Modiano has been reviewed and featured in articles and radio broadcasts in the United States, France, Israel, Denmark, Spain, Rumania, Canada, Mexico.
She has received awards, grants and scholarships from the Fulbright Commission Scholarship, NY Foundation for Contemporary Art, Northern Manhattan Arts Alliance, Lower Manhattan Culture Council, American Scandinavian Society, Danish Art Council, Danish Artists Union, Danish Jazz Foundation, Goethe Institute Tel Aviv, and many others.
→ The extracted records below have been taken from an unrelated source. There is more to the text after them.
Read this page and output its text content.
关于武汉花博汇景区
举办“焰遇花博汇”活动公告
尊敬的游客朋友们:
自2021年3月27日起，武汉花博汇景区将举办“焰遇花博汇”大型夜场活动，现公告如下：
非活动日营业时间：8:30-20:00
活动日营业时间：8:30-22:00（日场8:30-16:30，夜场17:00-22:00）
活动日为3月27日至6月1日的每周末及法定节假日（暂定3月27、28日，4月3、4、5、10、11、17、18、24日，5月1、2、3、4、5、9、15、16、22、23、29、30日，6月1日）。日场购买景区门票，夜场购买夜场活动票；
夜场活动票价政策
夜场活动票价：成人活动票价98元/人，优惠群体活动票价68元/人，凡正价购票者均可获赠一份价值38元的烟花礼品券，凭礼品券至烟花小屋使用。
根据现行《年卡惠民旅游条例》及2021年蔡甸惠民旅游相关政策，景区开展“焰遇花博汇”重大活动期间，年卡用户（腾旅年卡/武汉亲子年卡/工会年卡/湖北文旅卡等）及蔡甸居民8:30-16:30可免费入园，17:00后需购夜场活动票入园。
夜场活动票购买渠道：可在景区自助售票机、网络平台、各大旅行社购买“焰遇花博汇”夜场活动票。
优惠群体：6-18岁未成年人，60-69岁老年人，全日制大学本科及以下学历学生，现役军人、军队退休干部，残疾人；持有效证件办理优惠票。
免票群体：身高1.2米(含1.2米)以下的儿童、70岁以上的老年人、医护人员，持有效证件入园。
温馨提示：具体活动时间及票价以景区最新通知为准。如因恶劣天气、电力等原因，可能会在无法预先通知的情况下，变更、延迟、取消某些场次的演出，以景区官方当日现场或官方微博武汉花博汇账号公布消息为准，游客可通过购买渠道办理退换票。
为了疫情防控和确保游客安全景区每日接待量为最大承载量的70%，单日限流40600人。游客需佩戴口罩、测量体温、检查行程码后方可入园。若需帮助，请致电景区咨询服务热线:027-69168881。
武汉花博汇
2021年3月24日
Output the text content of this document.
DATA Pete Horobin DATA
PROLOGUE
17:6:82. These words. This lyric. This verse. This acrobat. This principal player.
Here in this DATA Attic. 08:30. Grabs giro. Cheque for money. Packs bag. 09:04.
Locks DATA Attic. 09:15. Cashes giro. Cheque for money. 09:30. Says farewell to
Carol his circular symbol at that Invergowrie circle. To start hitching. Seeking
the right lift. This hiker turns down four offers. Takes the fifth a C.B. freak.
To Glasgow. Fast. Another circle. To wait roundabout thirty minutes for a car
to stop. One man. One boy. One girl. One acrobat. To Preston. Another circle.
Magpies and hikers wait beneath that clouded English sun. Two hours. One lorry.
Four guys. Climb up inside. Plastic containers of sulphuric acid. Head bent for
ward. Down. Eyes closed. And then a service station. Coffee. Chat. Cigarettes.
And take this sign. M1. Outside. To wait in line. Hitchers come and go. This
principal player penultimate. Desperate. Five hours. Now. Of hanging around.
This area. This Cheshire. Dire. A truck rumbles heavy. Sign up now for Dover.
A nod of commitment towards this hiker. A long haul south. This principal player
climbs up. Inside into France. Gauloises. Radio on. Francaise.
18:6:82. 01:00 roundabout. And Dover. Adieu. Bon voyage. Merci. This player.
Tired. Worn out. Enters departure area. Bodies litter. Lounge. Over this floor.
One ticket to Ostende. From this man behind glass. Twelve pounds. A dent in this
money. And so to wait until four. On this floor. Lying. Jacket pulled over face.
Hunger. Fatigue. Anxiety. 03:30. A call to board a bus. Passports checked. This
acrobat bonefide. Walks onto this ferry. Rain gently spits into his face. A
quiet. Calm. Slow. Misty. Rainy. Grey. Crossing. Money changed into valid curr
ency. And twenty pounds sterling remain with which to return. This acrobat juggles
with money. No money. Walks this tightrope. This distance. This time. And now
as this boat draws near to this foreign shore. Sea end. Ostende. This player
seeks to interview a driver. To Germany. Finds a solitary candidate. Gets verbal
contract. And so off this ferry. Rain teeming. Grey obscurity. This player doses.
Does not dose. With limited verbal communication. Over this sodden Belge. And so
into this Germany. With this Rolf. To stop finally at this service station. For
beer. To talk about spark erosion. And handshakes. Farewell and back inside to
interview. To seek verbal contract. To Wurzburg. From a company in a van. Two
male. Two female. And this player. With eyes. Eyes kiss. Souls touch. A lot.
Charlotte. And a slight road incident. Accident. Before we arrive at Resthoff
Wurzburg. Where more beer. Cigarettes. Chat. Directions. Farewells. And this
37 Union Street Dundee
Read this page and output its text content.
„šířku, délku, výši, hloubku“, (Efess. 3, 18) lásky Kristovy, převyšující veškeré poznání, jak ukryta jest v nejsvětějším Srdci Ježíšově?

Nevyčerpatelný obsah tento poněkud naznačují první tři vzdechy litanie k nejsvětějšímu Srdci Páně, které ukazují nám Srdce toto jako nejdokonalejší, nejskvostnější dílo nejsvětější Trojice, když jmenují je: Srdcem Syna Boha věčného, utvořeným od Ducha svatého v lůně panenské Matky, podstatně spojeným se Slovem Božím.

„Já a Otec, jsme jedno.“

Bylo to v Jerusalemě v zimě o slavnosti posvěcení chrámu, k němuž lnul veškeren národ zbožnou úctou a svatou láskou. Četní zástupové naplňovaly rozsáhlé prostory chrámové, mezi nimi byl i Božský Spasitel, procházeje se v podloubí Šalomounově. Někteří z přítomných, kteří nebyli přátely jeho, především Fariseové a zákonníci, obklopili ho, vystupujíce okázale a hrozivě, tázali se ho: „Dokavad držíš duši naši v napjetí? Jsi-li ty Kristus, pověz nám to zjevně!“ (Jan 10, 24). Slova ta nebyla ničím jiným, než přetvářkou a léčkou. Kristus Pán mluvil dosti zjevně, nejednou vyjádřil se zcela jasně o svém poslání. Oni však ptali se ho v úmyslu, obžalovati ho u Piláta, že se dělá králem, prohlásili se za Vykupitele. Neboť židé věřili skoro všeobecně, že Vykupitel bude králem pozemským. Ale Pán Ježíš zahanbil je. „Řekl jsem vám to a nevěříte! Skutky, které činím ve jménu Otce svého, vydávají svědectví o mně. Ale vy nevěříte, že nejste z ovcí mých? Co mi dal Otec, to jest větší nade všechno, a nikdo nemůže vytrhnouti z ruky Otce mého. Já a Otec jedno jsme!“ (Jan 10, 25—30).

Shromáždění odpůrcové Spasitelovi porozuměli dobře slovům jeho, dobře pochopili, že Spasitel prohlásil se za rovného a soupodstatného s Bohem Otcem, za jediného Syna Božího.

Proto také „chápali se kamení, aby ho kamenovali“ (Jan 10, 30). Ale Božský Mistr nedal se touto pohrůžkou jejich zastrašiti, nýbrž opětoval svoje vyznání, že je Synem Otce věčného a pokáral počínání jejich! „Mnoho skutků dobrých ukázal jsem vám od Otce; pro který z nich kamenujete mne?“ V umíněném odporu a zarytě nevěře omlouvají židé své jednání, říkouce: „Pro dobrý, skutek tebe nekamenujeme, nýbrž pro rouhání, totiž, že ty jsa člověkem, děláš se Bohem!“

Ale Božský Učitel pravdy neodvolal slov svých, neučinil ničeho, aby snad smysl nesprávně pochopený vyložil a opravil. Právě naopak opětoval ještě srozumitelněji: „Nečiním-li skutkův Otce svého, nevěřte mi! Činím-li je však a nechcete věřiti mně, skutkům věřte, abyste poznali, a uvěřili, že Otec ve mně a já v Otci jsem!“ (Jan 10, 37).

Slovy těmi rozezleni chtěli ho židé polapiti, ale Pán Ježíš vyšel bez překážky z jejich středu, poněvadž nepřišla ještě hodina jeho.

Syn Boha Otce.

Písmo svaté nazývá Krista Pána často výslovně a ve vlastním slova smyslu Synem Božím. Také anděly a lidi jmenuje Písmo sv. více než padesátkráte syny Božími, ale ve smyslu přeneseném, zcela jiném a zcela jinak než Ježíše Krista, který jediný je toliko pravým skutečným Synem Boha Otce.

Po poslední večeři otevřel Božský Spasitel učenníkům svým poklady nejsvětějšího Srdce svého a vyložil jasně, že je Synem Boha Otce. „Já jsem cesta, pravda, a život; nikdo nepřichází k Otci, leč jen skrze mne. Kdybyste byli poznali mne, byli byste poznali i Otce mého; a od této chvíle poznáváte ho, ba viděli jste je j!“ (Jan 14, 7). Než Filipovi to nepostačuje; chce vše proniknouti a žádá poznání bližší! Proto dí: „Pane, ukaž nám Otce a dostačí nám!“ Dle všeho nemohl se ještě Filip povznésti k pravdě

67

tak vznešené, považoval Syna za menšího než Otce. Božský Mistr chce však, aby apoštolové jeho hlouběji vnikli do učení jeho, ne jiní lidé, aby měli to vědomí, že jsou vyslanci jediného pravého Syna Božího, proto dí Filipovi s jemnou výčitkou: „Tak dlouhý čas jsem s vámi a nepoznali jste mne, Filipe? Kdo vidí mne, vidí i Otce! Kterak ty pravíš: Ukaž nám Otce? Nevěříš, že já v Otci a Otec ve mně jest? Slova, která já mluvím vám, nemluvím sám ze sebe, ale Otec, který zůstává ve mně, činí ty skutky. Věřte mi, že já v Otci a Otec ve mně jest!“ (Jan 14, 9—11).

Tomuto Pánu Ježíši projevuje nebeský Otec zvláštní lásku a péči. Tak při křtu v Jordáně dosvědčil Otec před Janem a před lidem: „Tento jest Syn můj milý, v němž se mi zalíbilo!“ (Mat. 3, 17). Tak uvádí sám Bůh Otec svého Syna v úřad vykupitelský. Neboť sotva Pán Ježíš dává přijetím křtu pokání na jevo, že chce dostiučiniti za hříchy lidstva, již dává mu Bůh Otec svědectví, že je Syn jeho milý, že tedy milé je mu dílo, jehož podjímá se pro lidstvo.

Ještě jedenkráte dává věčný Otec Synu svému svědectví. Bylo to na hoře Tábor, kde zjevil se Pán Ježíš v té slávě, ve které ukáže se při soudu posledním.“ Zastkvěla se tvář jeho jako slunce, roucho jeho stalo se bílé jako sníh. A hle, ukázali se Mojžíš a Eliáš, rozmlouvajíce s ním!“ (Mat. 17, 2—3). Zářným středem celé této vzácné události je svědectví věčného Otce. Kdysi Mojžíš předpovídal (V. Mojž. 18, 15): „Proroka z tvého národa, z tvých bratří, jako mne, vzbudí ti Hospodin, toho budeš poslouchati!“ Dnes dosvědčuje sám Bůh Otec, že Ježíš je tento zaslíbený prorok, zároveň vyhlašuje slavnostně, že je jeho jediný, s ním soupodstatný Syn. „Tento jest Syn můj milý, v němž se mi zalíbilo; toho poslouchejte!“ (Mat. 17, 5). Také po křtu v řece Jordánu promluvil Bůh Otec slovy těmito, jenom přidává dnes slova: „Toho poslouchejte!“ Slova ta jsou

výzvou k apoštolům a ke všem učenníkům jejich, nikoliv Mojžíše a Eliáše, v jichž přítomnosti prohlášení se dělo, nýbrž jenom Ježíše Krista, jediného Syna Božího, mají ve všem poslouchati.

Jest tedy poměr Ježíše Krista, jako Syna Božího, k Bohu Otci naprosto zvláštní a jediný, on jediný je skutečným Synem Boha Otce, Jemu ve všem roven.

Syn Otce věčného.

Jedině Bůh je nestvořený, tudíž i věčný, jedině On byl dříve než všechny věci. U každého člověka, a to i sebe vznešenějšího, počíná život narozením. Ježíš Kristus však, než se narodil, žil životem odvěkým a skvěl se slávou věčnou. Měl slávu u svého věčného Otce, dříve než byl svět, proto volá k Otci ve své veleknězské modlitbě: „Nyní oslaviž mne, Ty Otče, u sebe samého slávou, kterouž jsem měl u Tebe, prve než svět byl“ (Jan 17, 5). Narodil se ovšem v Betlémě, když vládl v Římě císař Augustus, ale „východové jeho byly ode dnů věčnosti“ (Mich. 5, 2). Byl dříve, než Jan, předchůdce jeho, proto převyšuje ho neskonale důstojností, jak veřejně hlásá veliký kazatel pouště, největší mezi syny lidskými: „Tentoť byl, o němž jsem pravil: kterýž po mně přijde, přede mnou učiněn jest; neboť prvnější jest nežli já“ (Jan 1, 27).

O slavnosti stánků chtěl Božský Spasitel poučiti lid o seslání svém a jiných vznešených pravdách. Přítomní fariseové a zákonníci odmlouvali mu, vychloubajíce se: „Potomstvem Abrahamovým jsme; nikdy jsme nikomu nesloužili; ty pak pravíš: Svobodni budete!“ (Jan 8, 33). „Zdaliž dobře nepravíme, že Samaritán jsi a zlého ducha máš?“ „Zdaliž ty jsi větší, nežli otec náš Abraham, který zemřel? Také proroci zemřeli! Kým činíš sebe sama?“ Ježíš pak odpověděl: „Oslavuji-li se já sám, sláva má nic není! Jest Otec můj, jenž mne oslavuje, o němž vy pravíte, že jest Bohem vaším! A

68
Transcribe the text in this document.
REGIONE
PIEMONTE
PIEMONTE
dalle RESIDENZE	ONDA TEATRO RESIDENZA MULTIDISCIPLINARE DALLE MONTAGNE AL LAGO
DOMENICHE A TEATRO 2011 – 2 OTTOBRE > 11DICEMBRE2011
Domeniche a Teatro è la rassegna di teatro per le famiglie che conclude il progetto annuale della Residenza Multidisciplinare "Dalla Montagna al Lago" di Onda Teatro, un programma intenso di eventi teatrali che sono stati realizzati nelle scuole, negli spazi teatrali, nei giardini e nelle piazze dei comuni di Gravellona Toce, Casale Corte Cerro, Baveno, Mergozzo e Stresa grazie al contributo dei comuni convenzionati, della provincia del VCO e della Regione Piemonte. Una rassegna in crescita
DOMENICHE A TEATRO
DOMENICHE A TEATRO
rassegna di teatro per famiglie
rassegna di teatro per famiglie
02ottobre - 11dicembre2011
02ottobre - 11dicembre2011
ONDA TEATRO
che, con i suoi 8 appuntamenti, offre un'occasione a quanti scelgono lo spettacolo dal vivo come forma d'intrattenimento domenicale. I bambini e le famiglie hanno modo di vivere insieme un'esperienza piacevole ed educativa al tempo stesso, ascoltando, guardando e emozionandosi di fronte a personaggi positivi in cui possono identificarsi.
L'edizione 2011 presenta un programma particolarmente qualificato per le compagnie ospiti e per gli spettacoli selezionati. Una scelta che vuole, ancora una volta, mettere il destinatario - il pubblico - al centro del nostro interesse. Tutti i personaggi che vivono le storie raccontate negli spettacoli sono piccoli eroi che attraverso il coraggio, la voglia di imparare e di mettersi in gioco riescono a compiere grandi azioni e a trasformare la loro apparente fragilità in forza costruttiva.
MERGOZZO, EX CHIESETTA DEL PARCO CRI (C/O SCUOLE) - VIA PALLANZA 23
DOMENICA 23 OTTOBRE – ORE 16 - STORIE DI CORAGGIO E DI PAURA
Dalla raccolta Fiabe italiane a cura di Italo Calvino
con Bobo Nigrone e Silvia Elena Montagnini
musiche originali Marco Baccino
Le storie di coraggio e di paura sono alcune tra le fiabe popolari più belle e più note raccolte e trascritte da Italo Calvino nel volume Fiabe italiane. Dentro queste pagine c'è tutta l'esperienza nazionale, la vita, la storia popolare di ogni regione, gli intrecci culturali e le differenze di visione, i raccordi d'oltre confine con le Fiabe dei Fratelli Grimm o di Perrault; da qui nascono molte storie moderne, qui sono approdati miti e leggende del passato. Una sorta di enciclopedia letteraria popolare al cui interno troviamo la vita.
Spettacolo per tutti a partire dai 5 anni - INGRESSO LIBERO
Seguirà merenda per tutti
Modiano’s previous album releases that feature her as a recording artist, interpreter and composer, include the titles: Redcar (MODIANO Records 2001), MODIANO (MODIANO Records 2003), La Belle Ombre (Capstone Records, 2006), “KAT” & “MOON” in Manna-hata (MoDianoMusic, 2014) , Humanity is an ocean- Flute Soundscapes (Centaur Records, 2020), NOMAD Imagination – Roots of Love (Aliud Records, 2022-2023), “La Pile Électrique de Léontine” (1910) and “Léontine Enfant Terrible” (1911), French silent films with Acher-Modiano’s soundtracks on DVD-Bluray “Cinema’s First Nasty Women”, (Kino Lorber, 2022).